Norman Uphoff est parti sauver la forêt vierge à Madagascar. Il est revenu convaincu de pouvoir sauver des millions de personnes de la famine et de la malnutrition.

Au début des années 1990, Norman Uphoff est directeur d’un institut environnemental de l’Université de Cornell, dans l’État de New York. Il se rend à Madagascar et découvre un moyen novateur d’augmenter les rendements du riz. Mis au point en 1983 par le prêtre jésuite français Henri de Laulanié, le Système de Riziculture Intensive (SRI) consiste à planter des plants de riz très jeunes, de façon très espacée, sans inonder continuellement le champ. Le SRI permet de réaliser des économies d’eau et de diminuer le coût des semences. Il produit aussi des récoltes abondantes.

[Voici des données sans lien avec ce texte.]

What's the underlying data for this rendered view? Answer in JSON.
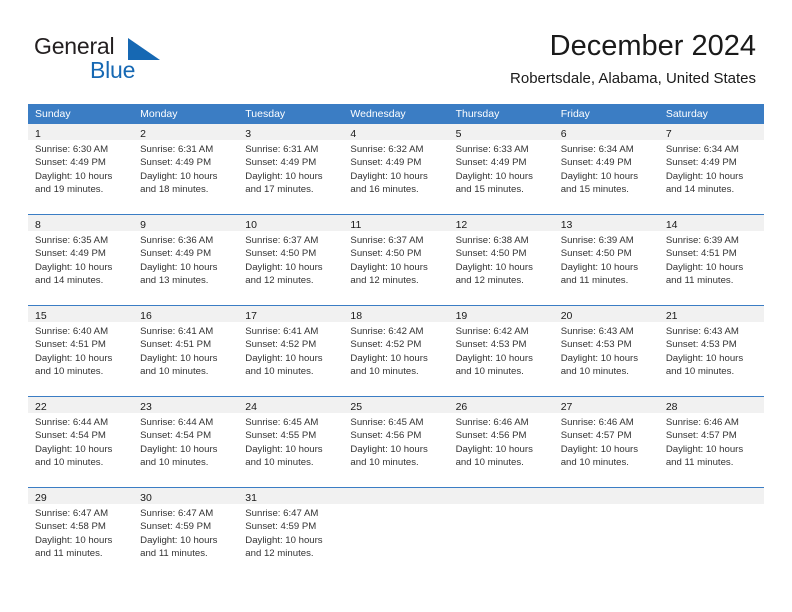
{
  "brand": {
    "name_part1": "General",
    "name_part2": "Blue",
    "accent_color": "#1668b3",
    "triangle_icon": "triangle-icon"
  },
  "header": {
    "title": "December 2024",
    "subtitle": "Robertsdale, Alabama, United States"
  },
  "calendar": {
    "header_bg": "#3b7dc4",
    "header_text_color": "#ffffff",
    "daynum_band_bg": "#f1f1f1",
    "weekdays": [
      "Sunday",
      "Monday",
      "Tuesday",
      "Wednesday",
      "Thursday",
      "Friday",
      "Saturday"
    ],
    "weeks": [
      [
        {
          "day": "1",
          "sunrise": "Sunrise: 6:30 AM",
          "sunset": "Sunset: 4:49 PM",
          "daylight1": "Daylight: 10 hours",
          "daylight2": "and 19 minutes."
        },
        {
          "day": "2",
          "sunrise": "Sunrise: 6:31 AM",
          "sunset": "Sunset: 4:49 PM",
          "daylight1": "Daylight: 10 hours",
          "daylight2": "and 18 minutes."
        },
        {
          "day": "3",
          "sunrise": "Sunrise: 6:31 AM",
          "sunset": "Sunset: 4:49 PM",
          "daylight1": "Daylight: 10 hours",
          "daylight2": "and 17 minutes."
        },
        {
          "day": "4",
          "sunrise": "Sunrise: 6:32 AM",
          "sunset": "Sunset: 4:49 PM",
          "daylight1": "Daylight: 10 hours",
          "daylight2": "and 16 minutes."
        },
        {
          "day": "5",
          "sunrise": "Sunrise: 6:33 AM",
          "sunset": "Sunset: 4:49 PM",
          "daylight1": "Daylight: 10 hours",
          "daylight2": "and 15 minutes."
        },
        {
          "day": "6",
          "sunrise": "Sunrise: 6:34 AM",
          "sunset": "Sunset: 4:49 PM",
          "daylight1": "Daylight: 10 hours",
          "daylight2": "and 15 minutes."
        },
        {
          "day": "7",
          "sunrise": "Sunrise: 6:34 AM",
          "sunset": "Sunset: 4:49 PM",
          "daylight1": "Daylight: 10 hours",
          "daylight2": "and 14 minutes."
        }
      ],
      [
        {
          "day": "8",
          "sunrise": "Sunrise: 6:35 AM",
          "sunset": "Sunset: 4:49 PM",
          "daylight1": "Daylight: 10 hours",
          "daylight2": "and 14 minutes."
        },
        {
          "day": "9",
          "sunrise": "Sunrise: 6:36 AM",
          "sunset": "Sunset: 4:49 PM",
          "daylight1": "Daylight: 10 hours",
          "daylight2": "and 13 minutes."
        },
        {
          "day": "10",
          "sunrise": "Sunrise: 6:37 AM",
          "sunset": "Sunset: 4:50 PM",
          "daylight1": "Daylight: 10 hours",
          "daylight2": "and 12 minutes."
        },
        {
          "day": "11",
          "sunrise": "Sunrise: 6:37 AM",
          "sunset": "Sunset: 4:50 PM",
          "daylight1": "Daylight: 10 hours",
          "daylight2": "and 12 minutes."
        },
        {
          "day": "12",
          "sunrise": "Sunrise: 6:38 AM",
          "sunset": "Sunset: 4:50 PM",
          "daylight1": "Daylight: 10 hours",
          "daylight2": "and 12 minutes."
        },
        {
          "day": "13",
          "sunrise": "Sunrise: 6:39 AM",
          "sunset": "Sunset: 4:50 PM",
          "daylight1": "Daylight: 10 hours",
          "daylight2": "and 11 minutes."
        },
        {
          "day": "14",
          "sunrise": "Sunrise: 6:39 AM",
          "sunset": "Sunset: 4:51 PM",
          "daylight1": "Daylight: 10 hours",
          "daylight2": "and 11 minutes."
        }
      ],
      [
        {
          "day": "15",
          "sunrise": "Sunrise: 6:40 AM",
          "sunset": "Sunset: 4:51 PM",
          "daylight1": "Daylight: 10 hours",
          "daylight2": "and 10 minutes."
        },
        {
          "day": "16",
          "sunrise": "Sunrise: 6:41 AM",
          "sunset": "Sunset: 4:51 PM",
          "daylight1": "Daylight: 10 hours",
          "daylight2": "and 10 minutes."
        },
        {
          "day": "17",
          "sunrise": "Sunrise: 6:41 AM",
          "sunset": "Sunset: 4:52 PM",
          "daylight1": "Daylight: 10 hours",
          "daylight2": "and 10 minutes."
        },
        {
          "day": "18",
          "sunrise": "Sunrise: 6:42 AM",
          "sunset": "Sunset: 4:52 PM",
          "daylight1": "Daylight: 10 hours",
          "daylight2": "and 10 minutes."
        },
        {
          "day": "19",
          "sunrise": "Sunrise: 6:42 AM",
          "sunset": "Sunset: 4:53 PM",
          "daylight1": "Daylight: 10 hours",
          "daylight2": "and 10 minutes."
        },
        {
          "day": "20",
          "sunrise": "Sunrise: 6:43 AM",
          "sunset": "Sunset: 4:53 PM",
          "daylight1": "Daylight: 10 hours",
          "daylight2": "and 10 minutes."
        },
        {
          "day": "21",
          "sunrise": "Sunrise: 6:43 AM",
          "sunset": "Sunset: 4:53 PM",
          "daylight1": "Daylight: 10 hours",
          "daylight2": "and 10 minutes."
        }
      ],
      [
        {
          "day": "22",
          "sunrise": "Sunrise: 6:44 AM",
          "sunset": "Sunset: 4:54 PM",
          "daylight1": "Daylight: 10 hours",
          "daylight2": "and 10 minutes."
        },
        {
          "day": "23",
          "sunrise": "Sunrise: 6:44 AM",
          "sunset": "Sunset: 4:54 PM",
          "daylight1": "Daylight: 10 hours",
          "daylight2": "and 10 minutes."
        },
        {
          "day": "24",
          "sunrise": "Sunrise: 6:45 AM",
          "sunset": "Sunset: 4:55 PM",
          "daylight1": "Daylight: 10 hours",
          "daylight2": "and 10 minutes."
        },
        {
          "day": "25",
          "sunrise": "Sunrise: 6:45 AM",
          "sunset": "Sunset: 4:56 PM",
          "daylight1": "Daylight: 10 hours",
          "daylight2": "and 10 minutes."
        },
        {
          "day": "26",
          "sunrise": "Sunrise: 6:46 AM",
          "sunset": "Sunset: 4:56 PM",
          "daylight1": "Daylight: 10 hours",
          "daylight2": "and 10 minutes."
        },
        {
          "day": "27",
          "sunrise": "Sunrise: 6:46 AM",
          "sunset": "Sunset: 4:57 PM",
          "daylight1": "Daylight: 10 hours",
          "daylight2": "and 10 minutes."
        },
        {
          "day": "28",
          "sunrise": "Sunrise: 6:46 AM",
          "sunset": "Sunset: 4:57 PM",
          "daylight1": "Daylight: 10 hours",
          "daylight2": "and 11 minutes."
        }
      ],
      [
        {
          "day": "29",
          "sunrise": "Sunrise: 6:47 AM",
          "sunset": "Sunset: 4:58 PM",
          "daylight1": "Daylight: 10 hours",
          "daylight2": "and 11 minutes."
        },
        {
          "day": "30",
          "sunrise": "Sunrise: 6:47 AM",
          "sunset": "Sunset: 4:59 PM",
          "daylight1": "Daylight: 10 hours",
          "daylight2": "and 11 minutes."
        },
        {
          "day": "31",
          "sunrise": "Sunrise: 6:47 AM",
          "sunset": "Sunset: 4:59 PM",
          "daylight1": "Daylight: 10 hours",
          "daylight2": "and 12 minutes."
        },
        {
          "day": "",
          "sunrise": "",
          "sunset": "",
          "daylight1": "",
          "daylight2": ""
        },
        {
          "day": "",
          "sunrise": "",
          "sunset": "",
          "daylight1": "",
          "daylight2": ""
        },
        {
          "day": "",
          "sunrise": "",
          "sunset": "",
          "daylight1": "",
          "daylight2": ""
        },
        {
          "day": "",
          "sunrise": "",
          "sunset": "",
          "daylight1": "",
          "daylight2": ""
        }
      ]
    ]
  }
}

Selon l’endroit, le SRI peut multiplier par deux le rendement des plants. Emballé par les résultats, Uphoff commence à promouvoir cette technique. Et c’est ce qu’il fait depuis 1998, voyageant à travers l’Afrique, l’Asie et l’Amérique latine et travaillant fréquemment avec des ONG et des agents locaux de vulgarisation.

Ses efforts ont porté leurs fruits. Plus de 10 millions de petits agriculteurs en Chine, en Inde, au Pakistan, en Indonésie, au Vietnam, au Cambodge et dans d’autres pays ont adopté le SRI, entièrement ou en partie. Aujourd’hui, la méthode est même appliquée à d’autres cultures, tels le blé et le millet.

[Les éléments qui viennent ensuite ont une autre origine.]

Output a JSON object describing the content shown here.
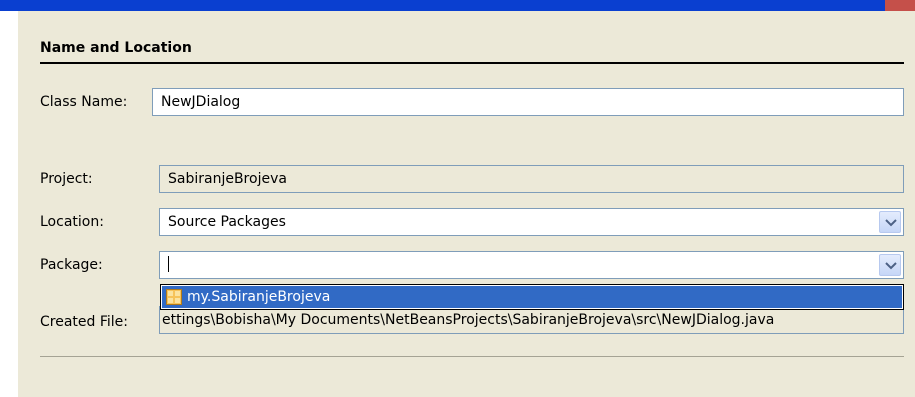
{
  "section": {
    "title": "Name and Location"
  },
  "class_name": {
    "label": "Class Name:",
    "value": "NewJDialog"
  },
  "project": {
    "label": "Project:",
    "value": "SabiranjeBrojeva"
  },
  "location": {
    "label": "Location:",
    "value": "Source Packages"
  },
  "package": {
    "label": "Package:",
    "value": "",
    "options": [
      "my.SabiranjeBrojeva"
    ]
  },
  "created_file": {
    "label": "Created File:",
    "value": "ettings\\Bobisha\\My Documents\\NetBeansProjects\\SabiranjeBrojeva\\src\\NewJDialog.java"
  },
  "icons": {
    "dropdown": "chevron-down-icon",
    "package": "package-icon"
  },
  "colors": {
    "titlebar": "#0a3fd0",
    "selection": "#316ac5",
    "panel": "#ece9d8",
    "field_border": "#7f9db9"
  }
}
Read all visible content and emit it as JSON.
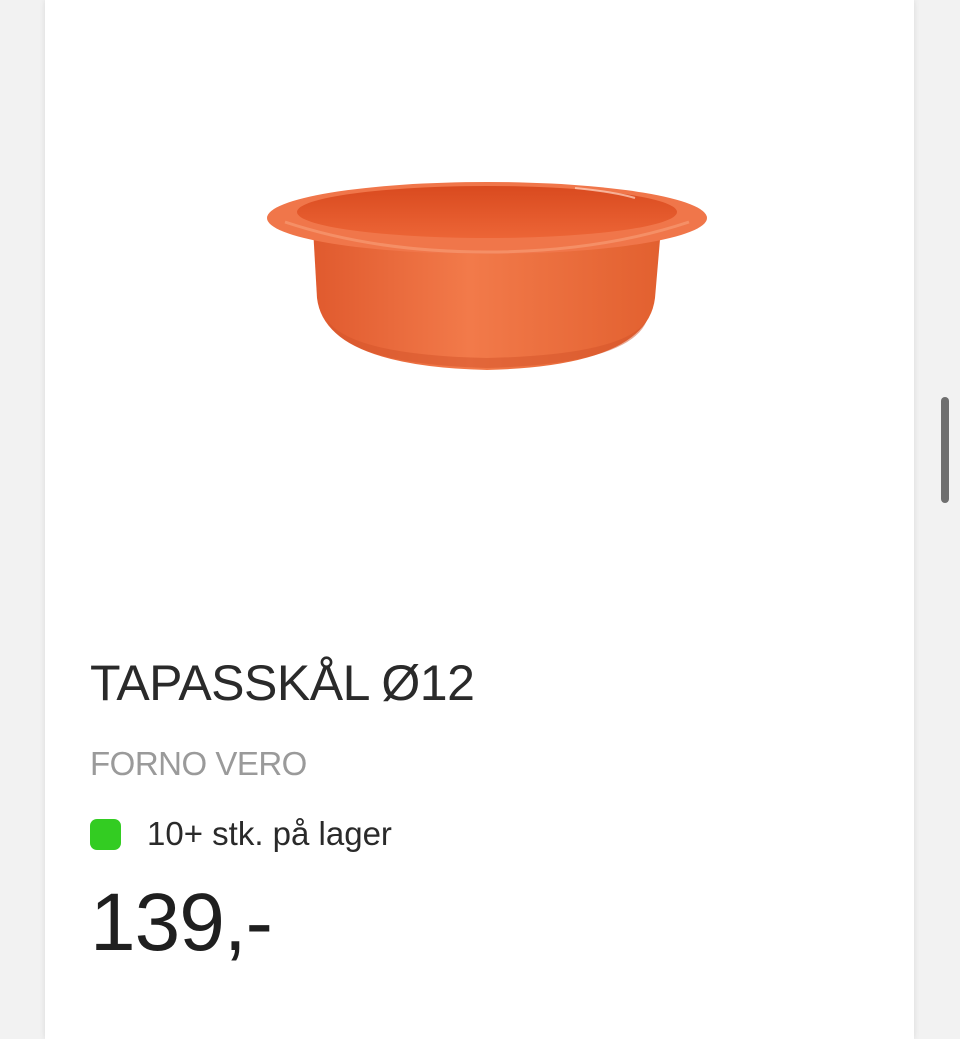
{
  "product": {
    "image_icon": "terracotta-bowl-image",
    "title": "TAPASSKÅL Ø12",
    "brand": "FORNO VERO",
    "stock_text": "10+ stk. på lager",
    "stock_status_color": "#33cc22",
    "price": "139,-"
  },
  "colors": {
    "bowl_main": "#ee6a3c",
    "bowl_shadow": "#d9542a",
    "bowl_inner": "#e8582a",
    "text_primary": "#2a2a2a",
    "text_muted": "#9a9a9a"
  }
}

Au départ, cependant, certains scientifiques de renom ont accueilli le SRI avec scepticisme.

Un homme souriant debout dans un champ de riz, montre la différence de taille entre les plants. (Crédit : SRI International Network)
Riz conventionnel à gauche, riz cultivé selon le SRI à droite. (Crédit : SRI International Network)

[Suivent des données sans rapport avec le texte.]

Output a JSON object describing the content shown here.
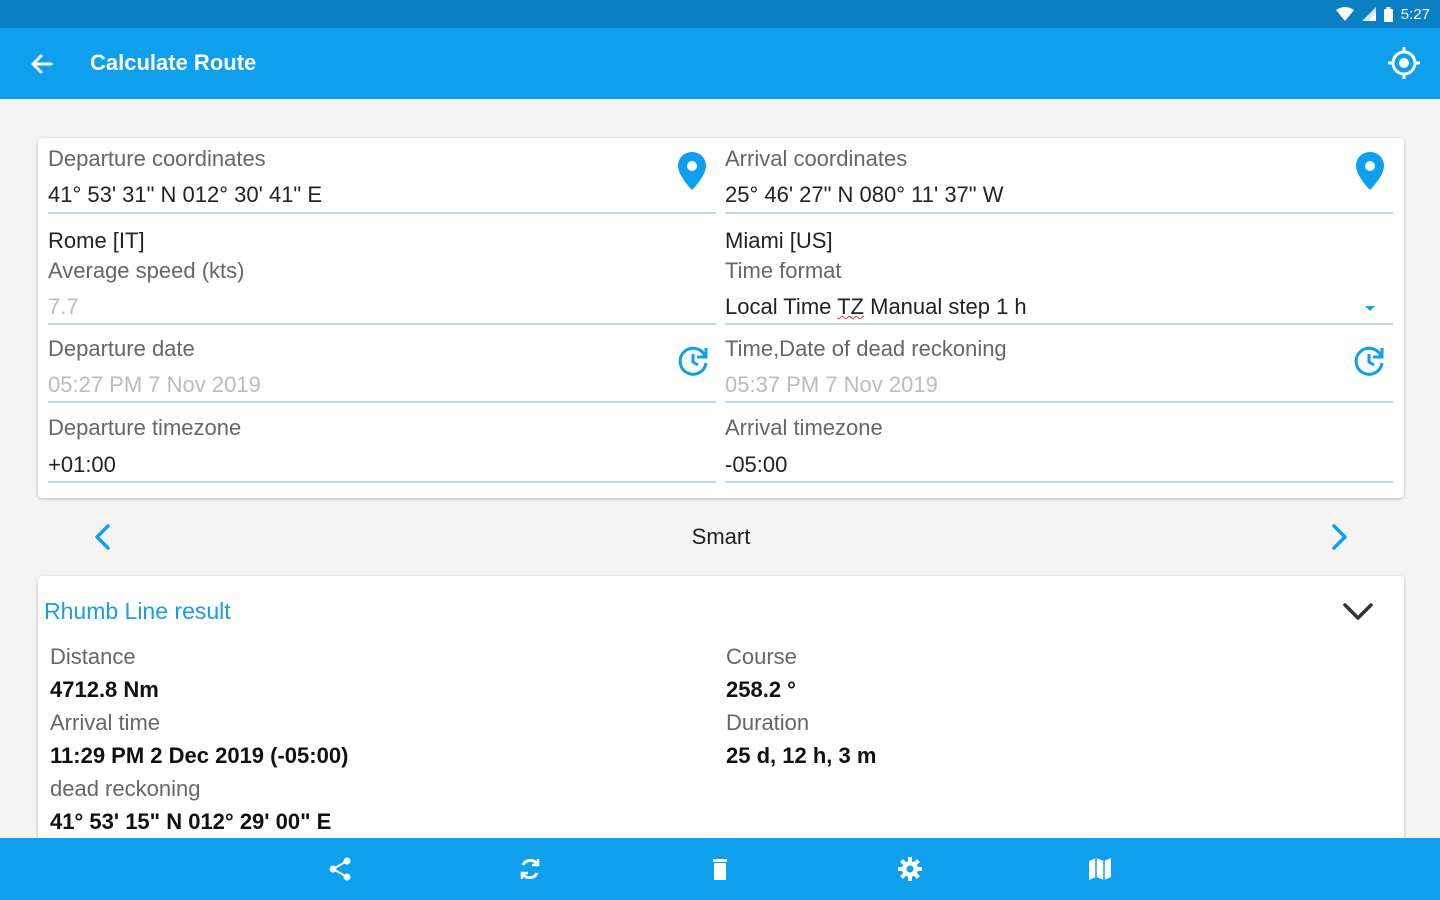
{
  "status_bar": {
    "time": "5:27"
  },
  "appbar": {
    "title": "Calculate Route"
  },
  "form": {
    "departure_coordinates": {
      "label": "Departure coordinates",
      "value": "41° 53' 31\" N 012° 30' 41\" E",
      "place": "Rome [IT]"
    },
    "arrival_coordinates": {
      "label": "Arrival coordinates",
      "value": "25° 46' 27\" N 080° 11' 37\" W",
      "place": "Miami [US]"
    },
    "average_speed": {
      "label": "Average speed (kts)",
      "placeholder": "7.7"
    },
    "time_format": {
      "label": "Time format",
      "value_pre": "Local Time ",
      "value_tz": "TZ",
      "value_post": " Manual step 1 h"
    },
    "departure_date": {
      "label": "Departure date",
      "placeholder": "05:27 PM 7 Nov 2019"
    },
    "dead_reckoning_time": {
      "label": "Time,Date of dead reckoning",
      "placeholder": "05:37 PM 7 Nov 2019"
    },
    "departure_timezone": {
      "label": "Departure timezone",
      "value": "+01:00"
    },
    "arrival_timezone": {
      "label": "Arrival timezone",
      "value": "-05:00"
    }
  },
  "mode_selector": {
    "label": "Smart"
  },
  "result": {
    "title": "Rhumb Line result",
    "distance": {
      "label": "Distance",
      "value": "4712.8 Nm"
    },
    "course": {
      "label": "Course",
      "value": "258.2 °"
    },
    "arrival_time": {
      "label": "Arrival time",
      "value": "11:29 PM 2 Dec 2019 (-05:00)"
    },
    "duration": {
      "label": "Duration",
      "value": "25 d, 12 h, 3 m"
    },
    "dead_reckoning": {
      "label": "dead reckoning",
      "value": "41° 53' 15\" N 012° 29' 00\" E"
    }
  },
  "bottom_bar": {
    "icons": [
      "share-icon",
      "refresh-icon",
      "delete-icon",
      "settings-icon",
      "map-icon"
    ]
  },
  "colors": {
    "status_bar": "#0a7fc4",
    "primary": "#0ea0ec",
    "accent": "#1a9de6",
    "underline": "#b9d9f0",
    "background": "#f4f4f4"
  }
}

« C’est un changement de paradigme », explique Uphoff.

Mais quand la plupart des recherches ont petit à petit validé les avantages du SRI, notamment la diminution des gaz à effet de serre, les sceptiques sont revenus sur leurs positions. Vernon W. Ruttan, un économiste agricole de l’Université du Minnesota, doutait du potentiel du SRI. Il se considère à présent comme un adepte fervent du système*. L’International Rice Research Institute, basé aux Philippines et l’un des détracteurs les plus acharnés de la méthode, héberge maintenant une section de plusieurs pages sur le SRI* sur son site Web.

Uphoff, aujourd’hui professeur d’études gouvernementales et d’agriculture internationale à Cornell, a vu des groupes influents, tels la Banque mondiale*, Oxfam* et plusieurs gouvernements, apporter leur soutien au SRI au fil des années.

Trois personnes tenant des perches en métal dans un champ de riz. (Crédit : SRI International Network)
Le SRI a été importé au Cambodge. (Crédit : SRI International Network)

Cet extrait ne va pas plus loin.